Durante el tiempo transcurrido entre 1973 y 1977, ella llevó a cabo sus estudios de enfermería. En realidad, Marianne soñaba con ser periodista, pero no pudo entrar en la Escuela Superior de Periodismo. Sus padres vivían en Spánga, a las afueras de Estocolmo, donde su padre poseía un pequeño taller de mecánica.

—Tynnes jamás hablaba de sus padres —aseguró ella—. Tuve que sacarle con cuentagotas cualquier dato sobre su infancia. Ni siquiera estaba segura de que estuvieran vivos. Lo único que sí sabía es que no tenía hermanos. Y yo tengo cinco…, así que me llevó una eternidad convencerlo para que viniese a casa a conocer a mis padres. Era muy tímido o, al menos, lo parecía.

—¿Qué quieres decir?

—Pues que era un hombre muy seguro de sí mismo. Yo creo que en el fondo, sentía un profundo desprecio por gran parte de la humanidad. Por más que él sostuviese lo contrario.

—¿En qué sentido?

—Verás, cuando lo pienso, me doy cuenta de que nuestra relación fue muy extraña en realidad. Él vivía solo, en una habitación alquilada en la plaza de Odenplan. Yo, por mi parte, me quedé en casa de mis padres, en Spánga. No tenía mucho dinero y no me atrevía a pedir más créditos para los estudios. Pero a Tynnes jamás se le ocurrió sugerir siquiera que nos fuésemos a vivir juntos. Nos velamos tres o cuatro noches a la semana y, aparte de estudiar y contemplar los aviones, yo ignoraba por completo lo que hacía con su tiempo…, hasta el día en que empecé a hacerme una serie de preguntas.

Marianne Falk recordaba aquella tarde de un jueves de abril o tal vez primeros de mayo, unos seis meses después de que se hubiesen conocido. Precisamente aquel día no habían acordado verse. Tynnes tenía, según dijo, una clase muy importante a la que en modo alguno podía faltar. De modo que ella aprovechó para hacerle algunos recados a su madre. Camino de la estación central, se vio obligada a detenerse antes de atravesar la calle de Drottninggatan debido al paso de una manifestación a favor del Tercer Mundo.

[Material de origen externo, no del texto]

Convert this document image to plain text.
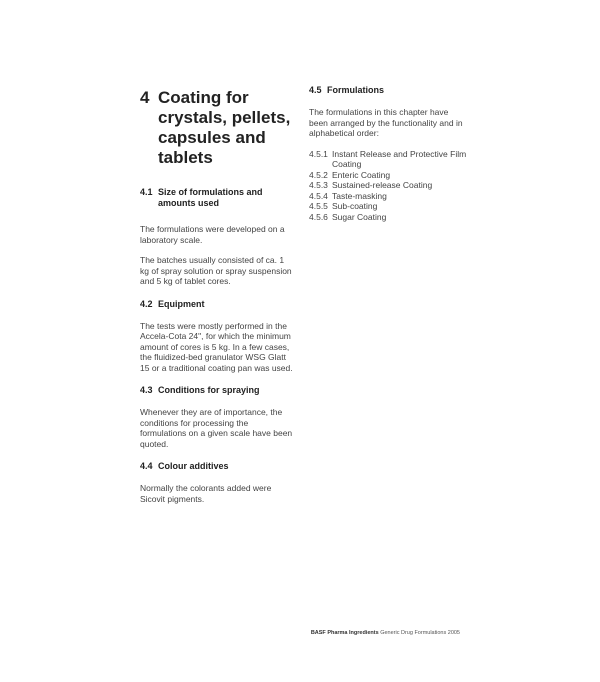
4 Coating for crystals, pellets, capsules and tablets
4.1 Size of formulations and amounts used

The formulations were developed on a laboratory scale.

The batches usually consisted of ca. 1 kg of spray solution or spray suspension and 5 kg of tablet cores.

4.2 Equipment

The tests were mostly performed in the Accela-Cota 24", for which the minimum amount of cores is 5 kg. In a few cases, the fluidized-bed granulator WSG Glatt 15 or a traditional coating pan was used.

4.3 Conditions for spraying

Whenever they are of importance, the conditions for processing the formulations on a given scale have been quoted.

4.4 Colour additives

Normally the colorants added were Sicovit pigments.

4.5 Formulations

The formulations in this chapter have been arranged by the functionality and in alphabetical order:

4.5.1 Instant Release and Protective Film Coating
4.5.2 Enteric Coating
4.5.3 Sustained-release Coating
4.5.4 Taste-masking
4.5.5 Sub-coating
4.5.6 Sugar Coating
BASF Pharma Ingredients Generic Drug Formulations 2005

Las pancartas y las banderas hablaban del Banco Mundial y de las guerras coloniales portuguesas. Por su parte, ella no había sentido nunca especial interés por la política, pues procedía de un hogar socialdemócrata en el que reinaba la estabilidad, ni se había dejado arrastrar por la creciente ola izquierdista. En cuanto a Tynnes, tampoco él había manifestado otra orientación que un radicalismo generalizado, aunque siempre había sabido ofrecer respuestas determinantes a cualquiera de sus preguntas. Por otro lado, él parecía no poder sustraerse a la tentación de impresionar con sus conocimientos teóricos sobre política. Y, pese a todo, ella no podía dar crédito a sus ojos cuando, de repente, lo vio en medio de la manifestación, portando una pancarta que rezaba «Viva Cabral». Marianne averiguó más tarde que Amílcar Cabral era el líder del movimiento de liberación de Guinea Bissau. Pero allí, en la calle de Drottninggatan, quedó tan atónita que, al verlo, retrocedió unos pasos, de modo que él no la descubrió.